How To Design An A/B Test System
A/B Test system has almost become a foundation for the technical company, but how can we design it?
Sometimes we just don’t know why we succeed or why we failed, because we do not always think as our users.
In physics or chemistry, we sometimes would like to use a way called “Controlled Experiment” to find out the root cause. And we could use the same way for the Internet traffic too.
Example
Here is an example of the whole lifecycle of the A/B Test.
We plan to dispatch an advertisement for some products on the Facebook timeline. The UI designer formed two different styles of advertisement (called Style 1 and Style 2), we don’t know which one is more popular. So, we should apply an A/B Test for it.
Firstly, we set up an experiment, in this experiment we divide the users into 4groups, based on some algorithm (we will discuss the algorithm later):
- Group A, takes 10% of traffic, displays no advertisement;
- Group B, takes 10% of traffic, displays advertisements as Style 1;
- Group C, takes 10% of traffic, displays advertisements as Style 2;
- Default, take 70% traffic, display no advertisement.

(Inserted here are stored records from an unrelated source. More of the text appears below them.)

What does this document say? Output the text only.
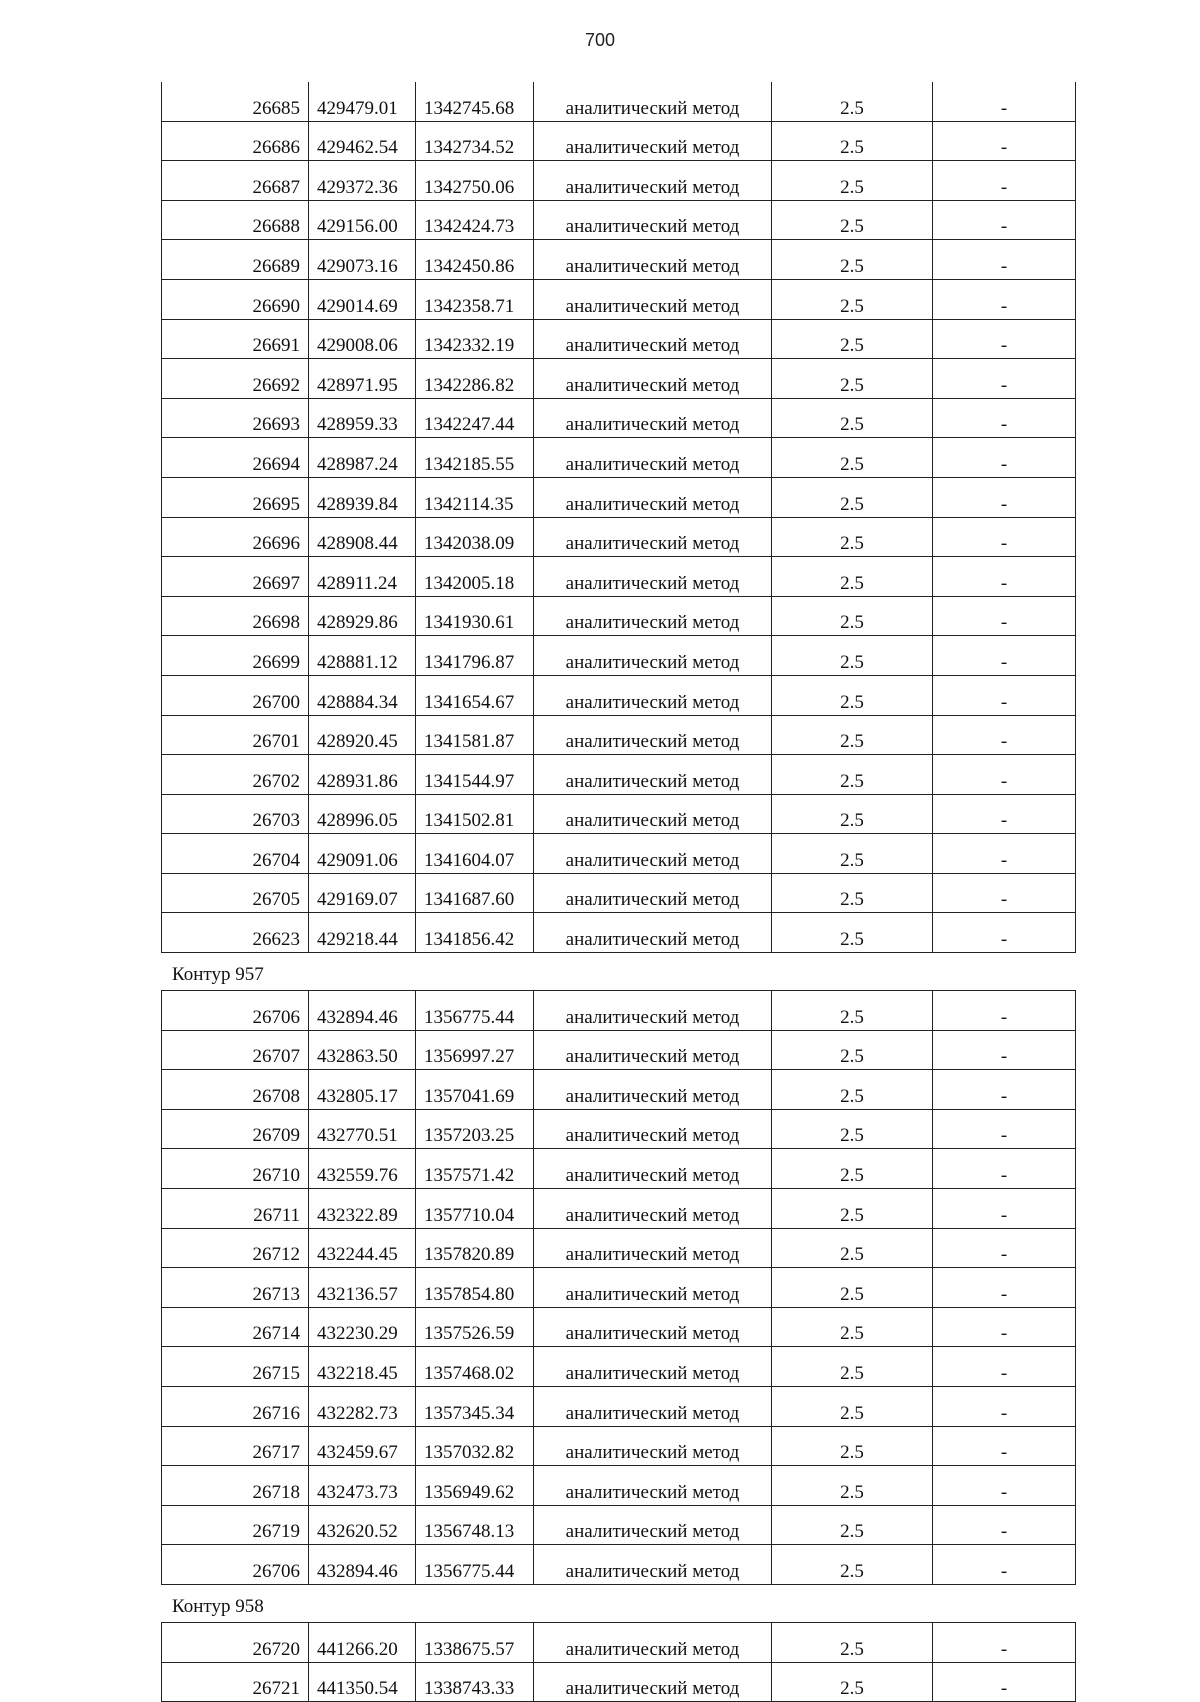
700
26685	429479.01	1342745.68	аналитический метод	2.5	-
26686	429462.54	1342734.52	аналитический метод	2.5	-
26687	429372.36	1342750.06	аналитический метод	2.5	-
26688	429156.00	1342424.73	аналитический метод	2.5	-
26689	429073.16	1342450.86	аналитический метод	2.5	-
26690	429014.69	1342358.71	аналитический метод	2.5	-
26691	429008.06	1342332.19	аналитический метод	2.5	-
26692	428971.95	1342286.82	аналитический метод	2.5	-
26693	428959.33	1342247.44	аналитический метод	2.5	-
26694	428987.24	1342185.55	аналитический метод	2.5	-
26695	428939.84	1342114.35	аналитический метод	2.5	-
26696	428908.44	1342038.09	аналитический метод	2.5	-
26697	428911.24	1342005.18	аналитический метод	2.5	-
26698	428929.86	1341930.61	аналитический метод	2.5	-
26699	428881.12	1341796.87	аналитический метод	2.5	-
26700	428884.34	1341654.67	аналитический метод	2.5	-
26701	428920.45	1341581.87	аналитический метод	2.5	-
26702	428931.86	1341544.97	аналитический метод	2.5	-
26703	428996.05	1341502.81	аналитический метод	2.5	-
26704	429091.06	1341604.07	аналитический метод	2.5	-
26705	429169.07	1341687.60	аналитический метод	2.5	-
26623	429218.44	1341856.42	аналитический метод	2.5	-
Контур 957
26706	432894.46	1356775.44	аналитический метод	2.5	-
26707	432863.50	1356997.27	аналитический метод	2.5	-
26708	432805.17	1357041.69	аналитический метод	2.5	-
26709	432770.51	1357203.25	аналитический метод	2.5	-
26710	432559.76	1357571.42	аналитический метод	2.5	-
26711	432322.89	1357710.04	аналитический метод	2.5	-
26712	432244.45	1357820.89	аналитический метод	2.5	-
26713	432136.57	1357854.80	аналитический метод	2.5	-
26714	432230.29	1357526.59	аналитический метод	2.5	-
26715	432218.45	1357468.02	аналитический метод	2.5	-
26716	432282.73	1357345.34	аналитический метод	2.5	-
26717	432459.67	1357032.82	аналитический метод	2.5	-
26718	432473.73	1356949.62	аналитический метод	2.5	-
26719	432620.52	1356748.13	аналитический метод	2.5	-
26706	432894.46	1356775.44	аналитический метод	2.5	-
Контур 958
26720	441266.20	1338675.57	аналитический метод	2.5	-
26721	441350.54	1338743.33	аналитический метод	2.5	-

After the configuration, we can develop the feature implementation. In this case, the A/B Test experiment works in the backend, so the client should just render the style enum returned by the backend.
The backend service may be implemented like these below:
experimentName := "new_advertisement_strategy", // name of A/B Experiment
response.advertisementStyle = abtest.GetStringVal(
experimentName,
userId, // the userId from the request
"style_0", // no advertisement -- the defualt value for exeption
)
return response
After the code release, the new feature comes online and we can check the statistics of the experimental groups, and do the analysis:
- Compare the basic metrics with the base (Group A), for example, DAU, Average Duration, Retention Rate, etc.
- Compare the new metrics with peers, in this case, CTR is the most important metric.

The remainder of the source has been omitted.